The General Minister and President of the Christian Church (Disciples of Christ), Rev. Terri Hord Owens recently said, “I want a church that loves so courageously that we will stand up and insist that the killing of black and brown people must stop, and will work to remove those in office who fail to enact laws and policy accordingly.
“I want a church that loves so radically that we are always putting up chairs to make room for more, always leaving empty chairs at the table, expecting that many more will come, turning no one away.
“I want a church that loves so generously that our priority will be the elimination of poverty, to ensure that everyone has enough to eat, safe and decent housing, healthcare, a living wage and quality education that is not based on your zip code.
“I want a church that loves so creatively that we are willing to dismantle structures, traditions, and processes that dishonor humanity and marginalize any among us. I want a church that loves so completely that we are not satisfied until justice rolls down like water and righteousness like a mighty stream. I want a church that follows Jesus, and is therefore committed to work for all of this….”
I believe the Holy Spirit is calling each of us today to dig around in the ash and embers surrounding us and take part in the holy work of God in this time and place. To open up doors of new life that have been jammed closed. To commit ourselves to creating cracks of liberation for others to find. And to stand boldly in solidarity alongside all God’s beloved community. This is the church I hope for and imagine. Come, Holy Spirit, Come!
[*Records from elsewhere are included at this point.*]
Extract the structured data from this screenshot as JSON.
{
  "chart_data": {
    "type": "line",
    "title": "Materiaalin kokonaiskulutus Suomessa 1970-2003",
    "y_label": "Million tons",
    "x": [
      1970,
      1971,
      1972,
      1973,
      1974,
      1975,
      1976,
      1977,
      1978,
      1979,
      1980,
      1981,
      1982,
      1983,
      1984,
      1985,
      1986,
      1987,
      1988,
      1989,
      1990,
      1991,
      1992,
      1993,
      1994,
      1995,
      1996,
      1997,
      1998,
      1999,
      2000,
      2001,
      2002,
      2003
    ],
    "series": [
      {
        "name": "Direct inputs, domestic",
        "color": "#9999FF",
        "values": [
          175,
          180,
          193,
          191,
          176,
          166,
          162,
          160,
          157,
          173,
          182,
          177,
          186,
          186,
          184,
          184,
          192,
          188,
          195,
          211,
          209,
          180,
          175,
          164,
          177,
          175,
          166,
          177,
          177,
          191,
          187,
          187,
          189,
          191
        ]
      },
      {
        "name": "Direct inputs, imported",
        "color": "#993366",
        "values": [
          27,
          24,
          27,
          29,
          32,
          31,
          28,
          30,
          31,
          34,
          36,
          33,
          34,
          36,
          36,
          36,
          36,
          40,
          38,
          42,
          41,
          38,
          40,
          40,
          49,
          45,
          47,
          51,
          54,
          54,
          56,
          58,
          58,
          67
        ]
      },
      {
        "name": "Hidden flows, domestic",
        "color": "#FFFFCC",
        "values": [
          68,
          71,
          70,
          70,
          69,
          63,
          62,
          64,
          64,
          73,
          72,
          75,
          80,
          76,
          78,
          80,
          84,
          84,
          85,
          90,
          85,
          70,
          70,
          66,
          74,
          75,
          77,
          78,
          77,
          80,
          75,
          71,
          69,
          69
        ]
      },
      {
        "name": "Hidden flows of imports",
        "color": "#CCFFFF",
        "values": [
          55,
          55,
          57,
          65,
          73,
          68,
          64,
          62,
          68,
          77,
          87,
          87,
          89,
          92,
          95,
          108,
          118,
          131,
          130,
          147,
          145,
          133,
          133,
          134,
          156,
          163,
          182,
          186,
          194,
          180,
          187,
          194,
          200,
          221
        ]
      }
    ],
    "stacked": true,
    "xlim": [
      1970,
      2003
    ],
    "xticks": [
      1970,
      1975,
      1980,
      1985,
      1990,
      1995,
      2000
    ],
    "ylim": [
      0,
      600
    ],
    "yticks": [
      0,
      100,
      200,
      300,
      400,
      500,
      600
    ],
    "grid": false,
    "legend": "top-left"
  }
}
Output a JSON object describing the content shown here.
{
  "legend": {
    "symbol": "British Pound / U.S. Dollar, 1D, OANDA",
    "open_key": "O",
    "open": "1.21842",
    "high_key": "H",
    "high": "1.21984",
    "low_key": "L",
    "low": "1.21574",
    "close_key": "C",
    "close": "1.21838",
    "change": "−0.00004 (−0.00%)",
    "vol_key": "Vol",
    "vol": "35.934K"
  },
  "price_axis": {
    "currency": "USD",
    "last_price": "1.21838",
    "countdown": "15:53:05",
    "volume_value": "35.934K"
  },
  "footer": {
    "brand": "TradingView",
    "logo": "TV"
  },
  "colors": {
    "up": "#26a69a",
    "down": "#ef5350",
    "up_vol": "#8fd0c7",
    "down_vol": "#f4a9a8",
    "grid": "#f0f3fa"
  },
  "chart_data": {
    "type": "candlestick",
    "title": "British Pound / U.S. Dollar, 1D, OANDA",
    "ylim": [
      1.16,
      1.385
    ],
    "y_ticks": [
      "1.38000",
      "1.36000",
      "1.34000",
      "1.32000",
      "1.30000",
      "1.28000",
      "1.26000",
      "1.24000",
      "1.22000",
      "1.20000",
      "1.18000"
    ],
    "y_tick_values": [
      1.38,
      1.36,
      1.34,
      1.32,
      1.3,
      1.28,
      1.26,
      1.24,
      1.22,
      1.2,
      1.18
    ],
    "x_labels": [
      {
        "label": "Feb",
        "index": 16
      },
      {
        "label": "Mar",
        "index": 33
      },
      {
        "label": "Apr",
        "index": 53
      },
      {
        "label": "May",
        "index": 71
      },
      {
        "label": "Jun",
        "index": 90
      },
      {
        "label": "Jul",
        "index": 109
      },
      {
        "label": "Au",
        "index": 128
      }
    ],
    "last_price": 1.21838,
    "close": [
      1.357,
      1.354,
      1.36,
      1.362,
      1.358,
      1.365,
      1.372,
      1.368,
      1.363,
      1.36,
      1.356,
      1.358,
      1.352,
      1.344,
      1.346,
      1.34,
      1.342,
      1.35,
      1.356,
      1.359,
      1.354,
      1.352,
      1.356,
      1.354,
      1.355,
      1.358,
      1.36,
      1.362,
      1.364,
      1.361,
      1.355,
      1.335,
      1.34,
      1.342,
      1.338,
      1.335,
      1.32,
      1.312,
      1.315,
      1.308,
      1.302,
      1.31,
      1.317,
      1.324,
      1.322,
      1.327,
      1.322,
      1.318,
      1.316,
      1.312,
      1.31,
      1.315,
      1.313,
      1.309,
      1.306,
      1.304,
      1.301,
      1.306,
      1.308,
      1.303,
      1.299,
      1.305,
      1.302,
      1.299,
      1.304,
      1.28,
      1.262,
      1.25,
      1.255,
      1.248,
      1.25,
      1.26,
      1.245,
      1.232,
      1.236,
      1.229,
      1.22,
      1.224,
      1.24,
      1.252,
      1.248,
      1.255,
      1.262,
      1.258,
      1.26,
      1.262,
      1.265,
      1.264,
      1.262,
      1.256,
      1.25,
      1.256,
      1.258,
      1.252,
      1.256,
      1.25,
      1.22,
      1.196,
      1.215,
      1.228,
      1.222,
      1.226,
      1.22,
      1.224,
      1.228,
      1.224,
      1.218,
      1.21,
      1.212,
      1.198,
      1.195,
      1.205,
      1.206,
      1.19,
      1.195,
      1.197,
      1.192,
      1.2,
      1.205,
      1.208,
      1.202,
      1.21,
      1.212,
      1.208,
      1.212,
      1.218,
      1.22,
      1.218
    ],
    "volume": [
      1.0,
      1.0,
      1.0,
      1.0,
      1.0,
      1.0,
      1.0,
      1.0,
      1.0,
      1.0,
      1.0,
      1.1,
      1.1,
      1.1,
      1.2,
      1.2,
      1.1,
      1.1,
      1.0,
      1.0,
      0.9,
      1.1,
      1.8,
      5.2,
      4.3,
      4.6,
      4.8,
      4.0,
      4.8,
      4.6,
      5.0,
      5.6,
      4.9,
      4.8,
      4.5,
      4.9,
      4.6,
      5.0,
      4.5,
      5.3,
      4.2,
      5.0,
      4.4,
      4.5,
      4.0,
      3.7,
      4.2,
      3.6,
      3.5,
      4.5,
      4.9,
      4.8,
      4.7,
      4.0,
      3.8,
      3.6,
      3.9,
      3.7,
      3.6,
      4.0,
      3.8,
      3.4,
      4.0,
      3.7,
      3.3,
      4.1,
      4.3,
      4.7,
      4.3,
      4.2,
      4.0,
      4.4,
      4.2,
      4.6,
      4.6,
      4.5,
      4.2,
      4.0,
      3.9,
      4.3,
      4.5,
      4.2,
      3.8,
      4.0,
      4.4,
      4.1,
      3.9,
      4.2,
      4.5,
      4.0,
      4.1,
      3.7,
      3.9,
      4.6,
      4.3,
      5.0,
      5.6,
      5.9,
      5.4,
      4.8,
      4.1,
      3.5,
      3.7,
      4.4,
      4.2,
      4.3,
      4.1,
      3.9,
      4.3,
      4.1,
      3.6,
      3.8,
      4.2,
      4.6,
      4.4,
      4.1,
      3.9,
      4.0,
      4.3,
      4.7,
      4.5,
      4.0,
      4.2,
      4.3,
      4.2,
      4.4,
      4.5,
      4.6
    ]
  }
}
Lighting a Candle of Hope in the Windows of Our Hearts

And the people stayed home. And read books, and listened, and rested, and exercised and made art, and played games, and learned new ways of being and were still. And listened more deeply. Some meditated, some prayed, some danced. Some met their shadows. And the people began to think differently. And the people healed. And in the absence of people living in ignorant, dangerous, mindless, and heartless ways, the earth began to heal.

And when the danger passed, and the people joined together again, they grieved their losses, and made new choices, and dreamed new images, and created new ways to live and heal the earth fully, as they had been healed.
—Kitty O’Meara, Iona Community in Scotland

It’s a beautiful vision, isn’t it? And I wish it were as easy as it sounds. But the reality for many of us is that this time brings with it confusion and cloudiness that complicates our best intentions. And while we may be thinking, “I should be using this time to xyz,” there are no “shoulds” during a pandemic other than staying safe and taking good care of ourselves and those around us.

But even while we work to stay safe and take care, the persistent needs in our communities continue and intensify. Each one of us could name a litany of pressing social and economic needs that desperately require compassionate and just faith responses. So, the questions I want to leave with you are how shall we light a candle of hope in the windows of our hearts? How can we clear our vision so that we are able to meet the challenges and opportunities that arise in the world we are moving toward?

Our world is changing, and we are changing with it. There is pain—and there is joy—in acknowledging that. May we always find solace in God’s presence—and always seek God’s guidance—on the journey.